Africa: Independent judiciaries can defend rights

Pro-LGBTQ legislation needs upholding, particularly in an era of conservative repression, writes Graeme Reid.

The World Today Updated 1 June 2023 Published 2 June 2023 2 minute READ

Graeme Reid

Director, Lesbian, Gay, Bisexual and Transgender Rights Program, Human Rights Watch

In sub-Saharan Africa, countries with strong independent judiciaries have tended to fare better when it comes to upholding LGBTQ rights.

At the same time, politicians in some countries have enacted extreme laws that go beyond prohibiting sexual practices to curtailing the expression of LGBTQ identities. Across the continent, politicians continue to harness animosity towards sexual and gender minorities for political gain.
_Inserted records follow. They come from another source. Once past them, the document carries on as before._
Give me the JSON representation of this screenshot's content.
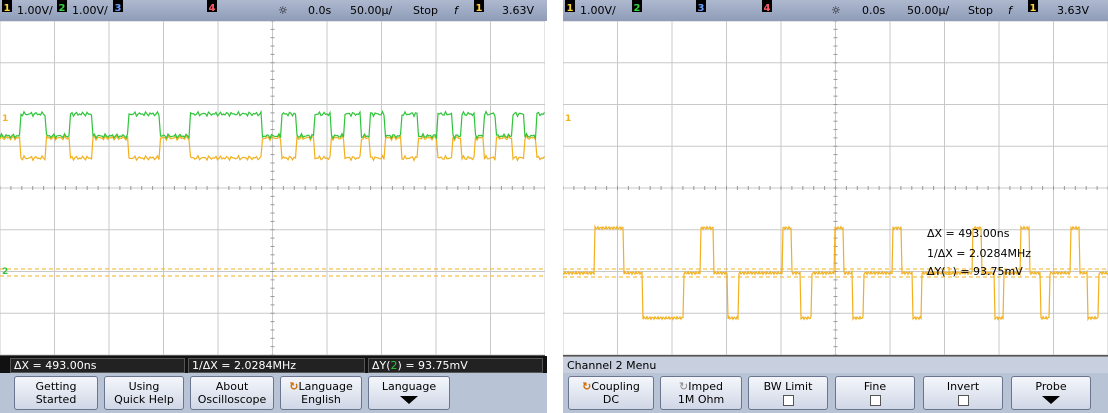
{
  "left": {
    "status": {
      "ch1_num": "1",
      "ch1_scale": "1.00V/",
      "ch2_num": "2",
      "ch2_scale": "1.00V/",
      "ch3_num": "3",
      "ch4_num": "4",
      "time_offset": "0.0s",
      "time_scale": "50.00µ/",
      "run_state": "Stop",
      "trig_symbol": "f",
      "trig_ch": "1",
      "trig_level": "3.63V"
    },
    "measurements": {
      "dx": "ΔX = 493.00ns",
      "inv_dx": "1/ΔX = 2.0284MHz",
      "dy_prefix": "ΔY(",
      "dy_ch": "2",
      "dy_suffix": ") = 93.75mV"
    },
    "softkeys": [
      {
        "line1": "Getting",
        "line2": "Started"
      },
      {
        "line1": "Using",
        "line2": "Quick Help"
      },
      {
        "line1": "About",
        "line2": "Oscilloscope"
      },
      {
        "line1": "Language",
        "line2": "English"
      },
      {
        "line1": "Language",
        "line2": ""
      }
    ],
    "markers": {
      "ch1": "1",
      "ch2": "2"
    }
  },
  "right": {
    "status": {
      "ch1_num": "1",
      "ch1_scale": "1.00V/",
      "ch2_num": "2",
      "ch3_num": "3",
      "ch4_num": "4",
      "time_offset": "0.0s",
      "time_scale": "50.00µ/",
      "run_state": "Stop",
      "trig_symbol": "f",
      "trig_ch": "1",
      "trig_level": "3.63V"
    },
    "menu_title": "Channel 2  Menu",
    "cursor_readout": {
      "dx": "ΔX = 493.00ns",
      "inv_dx": "1/ΔX = 2.0284MHz",
      "dy_prefix": "ΔY(",
      "dy_ch": "1",
      "dy_suffix": ") = 93.75mV"
    },
    "softkeys": [
      {
        "line1": "Coupling",
        "line2": "DC"
      },
      {
        "line1": "Imped",
        "line2": "1M Ohm"
      },
      {
        "line1": "BW Limit",
        "line2": ""
      },
      {
        "line1": "Fine",
        "line2": ""
      },
      {
        "line1": "Invert",
        "line2": ""
      },
      {
        "line1": "Probe",
        "line2": ""
      }
    ],
    "markers": {
      "ch1": "1"
    }
  },
  "colors": {
    "ch1": "#f2b01e",
    "ch2": "#2fc43a",
    "grid": "#c8c8c8",
    "cursor": "#f2b01e"
  }
}
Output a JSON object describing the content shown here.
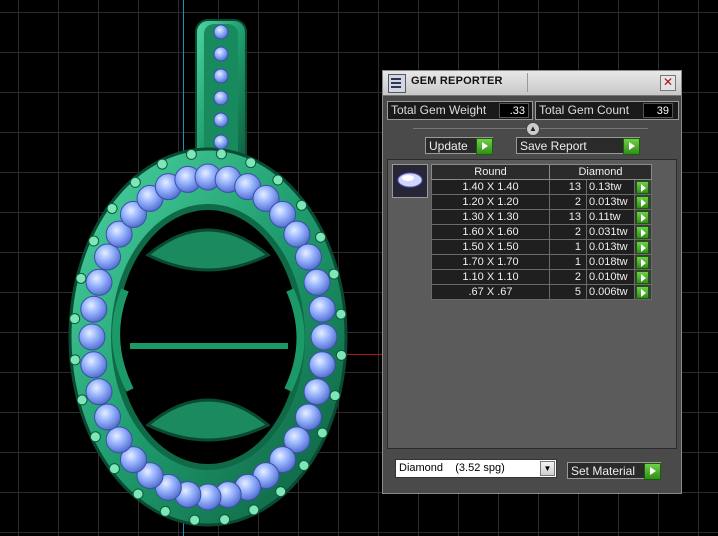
{
  "panel": {
    "title": "GEM REPORTER",
    "close_glyph": "✕",
    "total_weight_label": "Total Gem Weight",
    "total_weight_value": ".33",
    "total_count_label": "Total Gem Count",
    "total_count_value": "39",
    "collapse_glyph": "▲",
    "update_label": "Update",
    "save_report_label": "Save Report",
    "columns": {
      "shape": "Round",
      "material": "Diamond"
    },
    "rows": [
      {
        "size": "1.40 X 1.40",
        "count": "13",
        "weight": "0.13tw"
      },
      {
        "size": "1.20 X 1.20",
        "count": "2",
        "weight": "0.013tw"
      },
      {
        "size": "1.30 X 1.30",
        "count": "13",
        "weight": "0.11tw"
      },
      {
        "size": "1.60 X 1.60",
        "count": "2",
        "weight": "0.031tw"
      },
      {
        "size": "1.50 X 1.50",
        "count": "1",
        "weight": "0.013tw"
      },
      {
        "size": "1.70 X 1.70",
        "count": "1",
        "weight": "0.018tw"
      },
      {
        "size": "1.10 X 1.10",
        "count": "2",
        "weight": "0.010tw"
      },
      {
        "size": ".67 X .67",
        "count": "5",
        "weight": "0.006tw"
      }
    ],
    "material_select_value": "Diamond    (3.52 spg)",
    "dropdown_glyph": "▼",
    "set_material_label": "Set Material"
  },
  "icons": {
    "app": "gem-reporter-icon",
    "close": "close-icon",
    "row_action": "play-arrow-icon",
    "thumbnail": "round-gem-icon"
  },
  "colors": {
    "metal": "#1f9c6e",
    "gem": "#8fb0ff",
    "accent_button": "#3fae22",
    "panel_bg": "#4a4a4a"
  }
}
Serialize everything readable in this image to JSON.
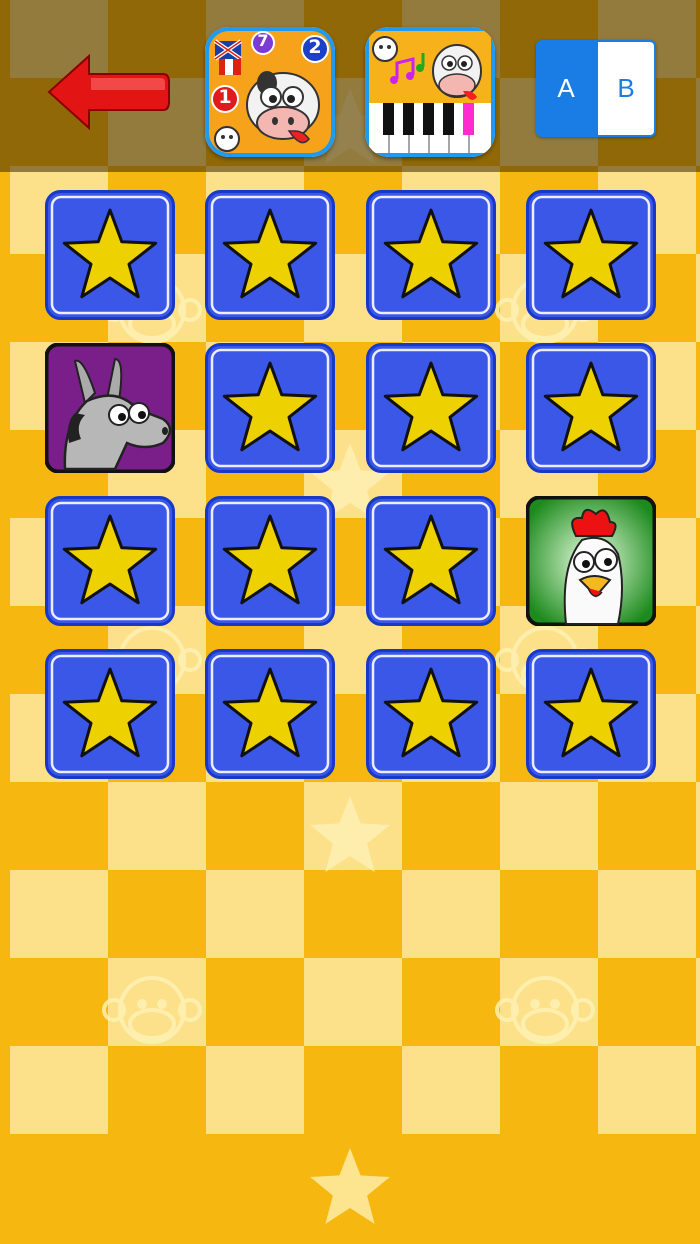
{
  "header": {
    "back_button": {
      "icon": "red-left-arrow-icon"
    },
    "promo_apps": [
      {
        "name": "counting-cow-app-icon",
        "badges": [
          "7",
          "2",
          "1"
        ]
      },
      {
        "name": "piano-cow-app-icon"
      }
    ],
    "ab_toggle": {
      "option_a": "A",
      "option_b": "B",
      "selected": "A"
    }
  },
  "board": {
    "rows": 4,
    "cols": 4,
    "cards": [
      "star",
      "star",
      "star",
      "star",
      "donkey",
      "star",
      "star",
      "star",
      "star",
      "star",
      "star",
      "rooster",
      "star",
      "star",
      "star",
      "star"
    ]
  },
  "colors": {
    "background": "#f5b710",
    "checker_light": "#fce08a",
    "card_blue": "#3b57e8",
    "star_yellow": "#eed100",
    "arrow_red": "#e01010"
  }
}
In 2019, the Botswana High Court decriminalized same-sex conduct between consenting adults. In doing so, Botswana joined neighbouring South Africa, where courts struck down a sodomy law as unconstitutional in 1998, and Lesotho, which dropped a prohibition on gay sex in its revised penal code in 2012, as did Angola in 2021 and Mozambique in 2015. Following the Botswana judgment, Monica Geingos, Namibia’s first lady, called for the repeal of Namibia’s dormant sodomy law.